The "I Love New York" Gateway Welcome Information Center - located in the town of Beekmantown near the Canadian border -will be closed to the public until further notice.
Ron Ofner, executive director of the Adirondack Regional Tourism Council -the organization that operates the center - noted the facility has welcomed millions of visitors to New York and the Adirondack region since opening nearly two decades ago.
The state pulled funding for the center in its budget for fiscal year 2010, Ofner said.
"We haven't had a contract to operate that facility since April 1 of this year," he said. "We've been operating the center very judiciously with our own funds. We've reduced staff, we've reduced hours of operation -we've basically been holding out for any kind of funding from the state."
Ofner said the welcome center is the first facility visitors from Canada see when they cross the border. In fact, he noted some 90 percent of people who stop at the facility are Canadian.
Having nothing there to greet those travelers is not a good way to leave an impression, Ofner said.
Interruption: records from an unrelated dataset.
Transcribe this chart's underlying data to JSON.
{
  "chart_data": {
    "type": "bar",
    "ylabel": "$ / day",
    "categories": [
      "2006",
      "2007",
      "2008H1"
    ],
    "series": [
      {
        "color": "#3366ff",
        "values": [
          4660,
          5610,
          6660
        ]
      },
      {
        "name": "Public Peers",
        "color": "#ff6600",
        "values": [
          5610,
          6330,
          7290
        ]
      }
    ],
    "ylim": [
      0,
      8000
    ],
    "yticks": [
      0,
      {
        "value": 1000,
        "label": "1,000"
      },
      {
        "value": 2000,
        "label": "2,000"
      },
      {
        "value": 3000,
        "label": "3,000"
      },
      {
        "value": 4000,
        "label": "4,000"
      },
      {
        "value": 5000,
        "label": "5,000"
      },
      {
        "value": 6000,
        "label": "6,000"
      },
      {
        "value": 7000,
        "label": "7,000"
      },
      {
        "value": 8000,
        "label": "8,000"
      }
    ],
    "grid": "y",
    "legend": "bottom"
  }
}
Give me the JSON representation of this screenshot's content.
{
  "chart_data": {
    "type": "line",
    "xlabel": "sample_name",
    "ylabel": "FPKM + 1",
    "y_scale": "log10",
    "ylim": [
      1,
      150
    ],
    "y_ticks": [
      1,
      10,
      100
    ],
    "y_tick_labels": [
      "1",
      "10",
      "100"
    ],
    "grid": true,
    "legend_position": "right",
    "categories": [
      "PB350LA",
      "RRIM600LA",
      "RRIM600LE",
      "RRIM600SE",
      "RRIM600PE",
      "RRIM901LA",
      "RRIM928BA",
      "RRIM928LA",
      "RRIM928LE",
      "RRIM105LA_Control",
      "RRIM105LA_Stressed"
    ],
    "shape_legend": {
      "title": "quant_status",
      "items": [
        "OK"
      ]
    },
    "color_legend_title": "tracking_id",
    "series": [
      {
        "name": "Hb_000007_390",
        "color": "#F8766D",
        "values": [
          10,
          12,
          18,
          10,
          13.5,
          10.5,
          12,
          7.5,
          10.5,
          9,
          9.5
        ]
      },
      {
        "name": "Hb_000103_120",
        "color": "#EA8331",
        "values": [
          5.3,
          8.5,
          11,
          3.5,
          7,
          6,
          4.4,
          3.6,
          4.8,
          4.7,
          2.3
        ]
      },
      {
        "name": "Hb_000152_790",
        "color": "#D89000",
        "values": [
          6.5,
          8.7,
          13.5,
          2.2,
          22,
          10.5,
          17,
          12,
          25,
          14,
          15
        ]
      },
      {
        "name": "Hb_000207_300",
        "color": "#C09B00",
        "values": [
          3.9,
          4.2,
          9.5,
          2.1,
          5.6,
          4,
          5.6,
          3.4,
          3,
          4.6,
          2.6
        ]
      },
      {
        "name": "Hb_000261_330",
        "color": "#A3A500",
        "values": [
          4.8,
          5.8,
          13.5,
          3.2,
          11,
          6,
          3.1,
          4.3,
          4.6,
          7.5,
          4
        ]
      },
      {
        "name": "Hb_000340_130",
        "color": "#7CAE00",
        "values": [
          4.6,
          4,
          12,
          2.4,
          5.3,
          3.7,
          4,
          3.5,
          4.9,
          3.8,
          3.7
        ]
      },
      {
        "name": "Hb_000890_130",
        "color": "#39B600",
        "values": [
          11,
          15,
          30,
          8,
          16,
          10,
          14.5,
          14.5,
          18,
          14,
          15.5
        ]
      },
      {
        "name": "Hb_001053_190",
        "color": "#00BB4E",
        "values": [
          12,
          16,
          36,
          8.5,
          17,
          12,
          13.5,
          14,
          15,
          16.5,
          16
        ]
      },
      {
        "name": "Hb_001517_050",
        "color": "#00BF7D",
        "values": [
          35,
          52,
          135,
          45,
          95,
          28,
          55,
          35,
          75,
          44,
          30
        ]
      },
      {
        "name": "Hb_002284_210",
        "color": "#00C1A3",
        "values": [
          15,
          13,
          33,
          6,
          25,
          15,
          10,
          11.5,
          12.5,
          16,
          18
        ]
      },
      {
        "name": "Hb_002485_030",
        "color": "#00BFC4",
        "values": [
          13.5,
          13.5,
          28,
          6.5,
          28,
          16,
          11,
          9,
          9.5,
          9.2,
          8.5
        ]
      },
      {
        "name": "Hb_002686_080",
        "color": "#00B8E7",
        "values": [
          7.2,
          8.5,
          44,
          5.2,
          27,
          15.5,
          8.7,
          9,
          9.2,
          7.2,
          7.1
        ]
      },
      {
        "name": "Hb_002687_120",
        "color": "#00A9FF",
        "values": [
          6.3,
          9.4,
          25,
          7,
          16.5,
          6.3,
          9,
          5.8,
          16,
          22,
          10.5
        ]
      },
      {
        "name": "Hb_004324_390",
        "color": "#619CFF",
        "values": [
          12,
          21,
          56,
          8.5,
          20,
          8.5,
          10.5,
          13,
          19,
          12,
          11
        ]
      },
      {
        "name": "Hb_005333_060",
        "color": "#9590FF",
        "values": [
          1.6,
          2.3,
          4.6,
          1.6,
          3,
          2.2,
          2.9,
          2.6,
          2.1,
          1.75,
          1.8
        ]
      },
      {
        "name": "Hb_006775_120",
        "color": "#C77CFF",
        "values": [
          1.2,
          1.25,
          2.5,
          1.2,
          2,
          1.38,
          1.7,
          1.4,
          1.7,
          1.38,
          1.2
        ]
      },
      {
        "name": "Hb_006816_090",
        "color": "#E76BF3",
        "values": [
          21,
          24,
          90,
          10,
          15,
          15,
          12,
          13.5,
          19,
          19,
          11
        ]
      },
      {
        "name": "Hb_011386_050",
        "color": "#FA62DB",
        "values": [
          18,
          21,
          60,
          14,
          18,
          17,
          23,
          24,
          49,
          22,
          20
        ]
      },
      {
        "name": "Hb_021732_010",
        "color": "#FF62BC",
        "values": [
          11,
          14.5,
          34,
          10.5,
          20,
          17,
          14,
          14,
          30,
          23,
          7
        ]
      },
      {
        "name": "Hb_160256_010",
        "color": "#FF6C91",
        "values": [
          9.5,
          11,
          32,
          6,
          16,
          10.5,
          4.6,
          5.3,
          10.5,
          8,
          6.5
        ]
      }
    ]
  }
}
But, the real benefit of the welcome center has been its marketing of the Adirondack region, he added.
"We have an opportunity to steer them in the direction to visit various destinations in the Adirondack region," he said. "In particular, Plattsburgh, Lake Placid, Lake George, different campgrounds, things for children, historic sites - by not having that open we miss that opportunity. People will just sort of sail right through our area and not have the potential to spend some money with us."
Officials note record numbers of Canadians are visiting New York, largely due to a favorable exchange rate.
The North Country, in particular, has benefited from Canadian tourism. While the economic downturn has taken a significant toll state-side, residents of Quebec have not been impacted as much, Ofner said. "Now, with the exchange rate being basically at par, they're coming down and visiting us," he said. "Certainly, for areas like Plattsburgh folks are using the new Plattsburgh International Airport. And they're visiting all of our tourism destinations, which represents a tremendous opportunity to attract visitors, especially when tourists aren't coming from the traditional areas, like the New York City metropolitan area."
Funding may be available to reopen the welcome center in the form of a $75,000 grant from Empire State Development. Ofner said paperwork for the grant has been submitted, although there's no timeline for the awarding of funds.
Ofner said the center can't be operated without cash on-hand, but he's hopeful the situation will work itself out.
"The phrase of the year is 'cautiously optimistic,'" he quipped. "There is funding in the system, it's just a question of when that funding is going to be released by the state budget division."
Tourism officials said they understand the state is going through difficult times. But, Ofner added tourism is the "name of the game" for the North Country, adding it's wise for the state to invest in destination marketing.